In an appeal to the Board of Immigration Appeals (BIA), Wang argued that the record clearly demonstrated that she would be subject to China’s coercive population control measures in spite of her daughter’s American citizenship. Wang also asserted that because she is a single woman, she would be even more susceptible to these coercive measures.

The BIA affirmed the IJ’s decision on the ground that Wang has only one child, who was born in the United States, and she therefore would not presently be subject to persecution for having more than one child. The BIA also found that the evidence was insufficient to support Wang’s contention that single women are persecuted in China for having children out of wedlock. It further characterized as “speculative at present” Wang’s claim that she would be persecuted if she had additional children while living in China.

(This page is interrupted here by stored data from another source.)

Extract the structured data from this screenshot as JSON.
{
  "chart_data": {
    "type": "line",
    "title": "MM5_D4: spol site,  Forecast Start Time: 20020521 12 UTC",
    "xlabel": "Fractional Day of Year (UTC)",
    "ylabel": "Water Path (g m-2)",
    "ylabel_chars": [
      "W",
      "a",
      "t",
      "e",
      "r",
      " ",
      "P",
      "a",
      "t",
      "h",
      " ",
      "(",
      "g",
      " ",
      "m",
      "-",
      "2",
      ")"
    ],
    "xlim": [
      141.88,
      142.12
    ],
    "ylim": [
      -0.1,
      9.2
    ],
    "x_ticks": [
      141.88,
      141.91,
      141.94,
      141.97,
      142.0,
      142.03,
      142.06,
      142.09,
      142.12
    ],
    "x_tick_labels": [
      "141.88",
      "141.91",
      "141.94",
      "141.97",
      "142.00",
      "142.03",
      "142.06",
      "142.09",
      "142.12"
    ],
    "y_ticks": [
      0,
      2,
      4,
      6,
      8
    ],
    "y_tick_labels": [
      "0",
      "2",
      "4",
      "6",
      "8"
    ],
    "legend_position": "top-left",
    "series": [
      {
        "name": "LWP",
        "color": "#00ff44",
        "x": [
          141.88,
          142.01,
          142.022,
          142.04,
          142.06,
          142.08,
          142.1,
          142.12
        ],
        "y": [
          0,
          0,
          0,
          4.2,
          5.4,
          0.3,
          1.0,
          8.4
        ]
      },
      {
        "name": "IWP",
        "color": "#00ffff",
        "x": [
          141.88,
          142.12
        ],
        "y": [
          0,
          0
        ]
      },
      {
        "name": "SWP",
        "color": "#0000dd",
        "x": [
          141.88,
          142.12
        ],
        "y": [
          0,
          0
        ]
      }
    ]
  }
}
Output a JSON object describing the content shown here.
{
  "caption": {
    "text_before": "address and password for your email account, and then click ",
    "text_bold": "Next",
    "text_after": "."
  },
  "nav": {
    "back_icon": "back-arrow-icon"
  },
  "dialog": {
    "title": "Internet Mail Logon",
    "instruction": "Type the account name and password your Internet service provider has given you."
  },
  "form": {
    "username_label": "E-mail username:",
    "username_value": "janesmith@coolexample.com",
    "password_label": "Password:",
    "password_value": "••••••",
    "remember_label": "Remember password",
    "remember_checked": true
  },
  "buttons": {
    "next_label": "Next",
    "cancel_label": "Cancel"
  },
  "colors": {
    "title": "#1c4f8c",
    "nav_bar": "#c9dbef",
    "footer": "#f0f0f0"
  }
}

This petition for review followed. In it, Wang argues that the BIA erred in determining that she did not have the requisite well founded fear of persecution to establish eligibility for asylum. She also claims that the BIA should have found her eligible for withholding of removal and for relief under the CAT. In addition, Wang argues that she is entitled to a remand based on changed conditions in China with respect to foreign-born children. Therefore, she asks us to direct the BIA to consider this new information.

II.

The BIA adopted the IJ’s opinion and also addressed the underlying bases for the denial of asylum. We therefore review both the IJ’s and BIA’s decisions. Ouk v. Gonzales, 464 F.3d 108, 110 (1st Cir.2006)(finding that “we have authority to review both the IJ’s and the BIA’s opinions” when the BIA adopts the IJ’s opinion and discusses some of the bases for the IJ’s decision). We review legal issues de novo and apply the substantial evidence standard to the factual determinations. Mukamusoni v. Ashcroft, 390 *84 F.3d 110, 119 (1st Cir.2004). Under the highly deferential substantial evidence standard, we consider whether the agency’s ruling is “supported by reasonable, substantial, and probative evidence on the record considered as a whole.” Lopez de Hincapie v. Gonzales, 494 F.3d 213, 218 (1st Cir.2007) (quoting INS v. Elias-Zacarias, 502 U.S. 478, 481, 112 S.Ct. 812, 117 L.Ed.2d 38 (1992)). We will not upset the BIA’s determination unless the record compels the contrary conclusion. Id.

A. Asylum

To qualify for asylum, an alien needs to demonstrate that she is a refugee by virtue of her previous persecution or her well founded fear of future persecution based on race, religion, nationality, membership in a particular social group, or political opinion. 8 U.S.C. § 1158(b)(1); Berrio-Barrera v. Gonzales, 460 F.3d 163, 167 (1st Cir.2006). We need not discuss the standard for a finding of past persecution because Wang makes no such claim.